Addition of RNase H after first-strand synthesis will degrade the RNA used as template, by removing it from the cDNA:RNA hybrid molecule. The RNA is still present when using RNase H – versions of reverse transcriptase, as is the case of the NZYReverse Transcriptase. Presence of RNA during PCR could inhibit annealing of the primers to the cDNA and then affect the amplification reaction, especially for long fragments. However, the 95°C denaturing step could cause RNA degradation of the RNA-cDNA hybrids and therefore RNase H treatment may not be necessary. We recommend performing RNase H digestion before PCR when using lower levels of template or when amplifying long fragments.

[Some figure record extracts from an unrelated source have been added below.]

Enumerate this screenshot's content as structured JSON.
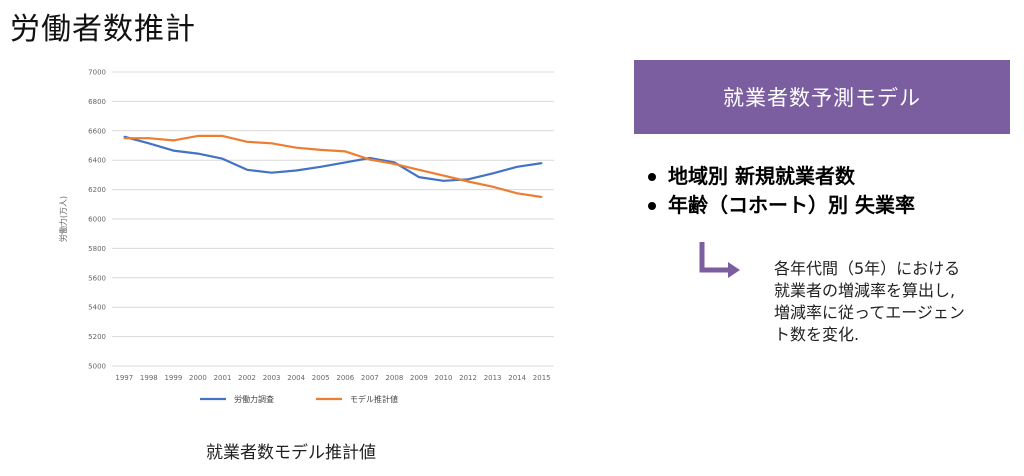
{
  "page": {
    "title": "労働者数推計"
  },
  "chart_caption": "就業者数モデル推計値",
  "model_box": {
    "label": "就業者数予測モデル",
    "color": "#7b5ea0"
  },
  "bullets": [
    "地域別 新規就業者数",
    "年齢（コホート）別 失業率"
  ],
  "note": "各年代間（5年）における\n就業者の増減率を算出し,\n増減率に従ってエージェン\nト数を変化.",
  "icons": {
    "arrow": "arrow-turn-right-icon"
  },
  "chart_data": {
    "type": "line",
    "categories": [
      "1997",
      "1998",
      "1999",
      "2000",
      "2001",
      "2002",
      "2003",
      "2004",
      "2005",
      "2006",
      "2007",
      "2008",
      "2009",
      "2010",
      "2012",
      "2013",
      "2014",
      "2015"
    ],
    "ylabel": "労働力(万人)",
    "ylim": [
      5000,
      7000
    ],
    "yticks": [
      5000,
      5200,
      5400,
      5600,
      5800,
      6000,
      6200,
      6400,
      6600,
      6800,
      7000
    ],
    "grid": true,
    "legend_position": "bottom",
    "series": [
      {
        "name": "労働力調査",
        "color": "#4472c4",
        "values": [
          6560,
          6515,
          6465,
          6445,
          6410,
          6335,
          6315,
          6330,
          6355,
          6385,
          6415,
          6385,
          6285,
          6260,
          6270,
          6310,
          6355,
          6380
        ]
      },
      {
        "name": "モデル推計値",
        "color": "#ed7d31",
        "values": [
          6550,
          6550,
          6535,
          6565,
          6565,
          6525,
          6515,
          6485,
          6470,
          6460,
          6405,
          6375,
          6335,
          6295,
          6255,
          6220,
          6175,
          6150
        ]
      }
    ]
  }
}
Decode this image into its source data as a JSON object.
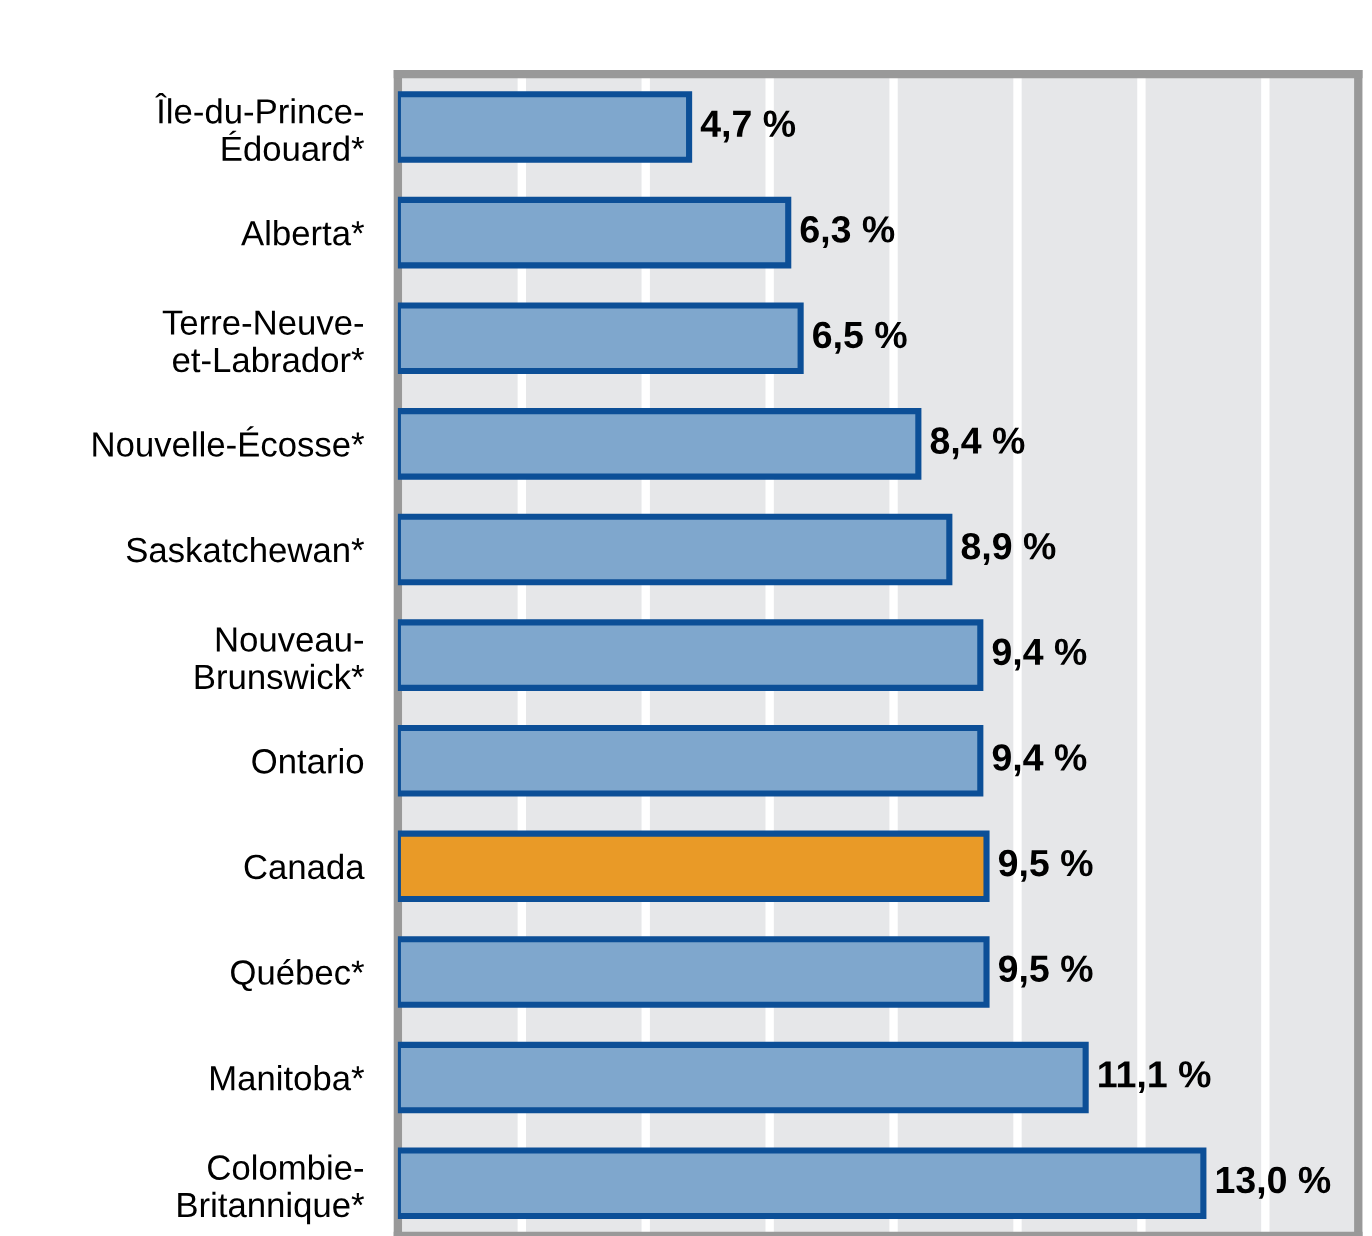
{
  "chart_data": {
    "type": "bar",
    "orientation": "horizontal",
    "categories": [
      "Île-du-Prince-\nÉdouard*",
      "Alberta*",
      "Terre-Neuve-\net-Labrador*",
      "Nouvelle-Écosse*",
      "Saskatchewan*",
      "Nouveau-\nBrunswick*",
      "Ontario",
      "Canada",
      "Québec*",
      "Manitoba*",
      "Colombie-\nBritannique*"
    ],
    "values": [
      4.7,
      6.3,
      6.5,
      8.4,
      8.9,
      9.4,
      9.4,
      9.5,
      9.5,
      11.1,
      13.0
    ],
    "colors": [
      "#7fa7cd",
      "#7fa7cd",
      "#7fa7cd",
      "#7fa7cd",
      "#7fa7cd",
      "#7fa7cd",
      "#7fa7cd",
      "#e99a27",
      "#7fa7cd",
      "#7fa7cd",
      "#7fa7cd"
    ],
    "value_labels": [
      "4,7 %",
      "6,3 %",
      "6,5 %",
      "8,4 %",
      "8,9 %",
      "9,4 %",
      "9,4 %",
      "9,5 %",
      "9,5 %",
      "11,1 %",
      "13,0 %"
    ],
    "xlim": [
      0,
      15.5
    ],
    "xticks": [
      {
        "value": 2,
        "label": null
      },
      {
        "value": 4,
        "label": null
      },
      {
        "value": 6,
        "label": null
      },
      {
        "value": 8,
        "label": null
      },
      {
        "value": 10,
        "label": null
      },
      {
        "value": 12,
        "label": null
      },
      {
        "value": 14,
        "label": null
      }
    ],
    "grid": "x",
    "tick_labels": "y"
  }
}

5. How much synthesized cDNA should be used in a PCR reaction?
Do not exceed 10% of the final PCR reaction volume. The volume of cDNA used will depend on the amount of RNA used as template for first-strand synthesis, as well as the abundance of the target gene.

6. Little or no RT-PCR/RT-qPCR amplification product is observed. What should I do?
This may result from several factors, such as:
a) RNA damage or degradation. Analyze RNA by denaturing gel electrophoresis to verify nucleic acid integrity. Use aseptic conditions while working with RNA to prevent RNase contamination. Ensure the use of NZY Ribonuclease Inhibitor: addition of this inhibitor is essential when using less than 50 ng of RNA in order to safeguard the template against degradation due to ribonuclease contamination. Replace RNA if necessary.
b) Presence of RT inhibitors. Some inhibitors of RT enzymes include: SDS, EDTA, glycerol, sodium phosphate, spermidine, formamide and guanidine salts. They can be problematic if present in smaller reaction volumes. If necessary, remove inhibitors by ethanol precipitation of the RNA preparation before use wash the pellet with 70% (v/v) ethanol.
c) Not enough starting RNA. Increase the concentration of starting RNA.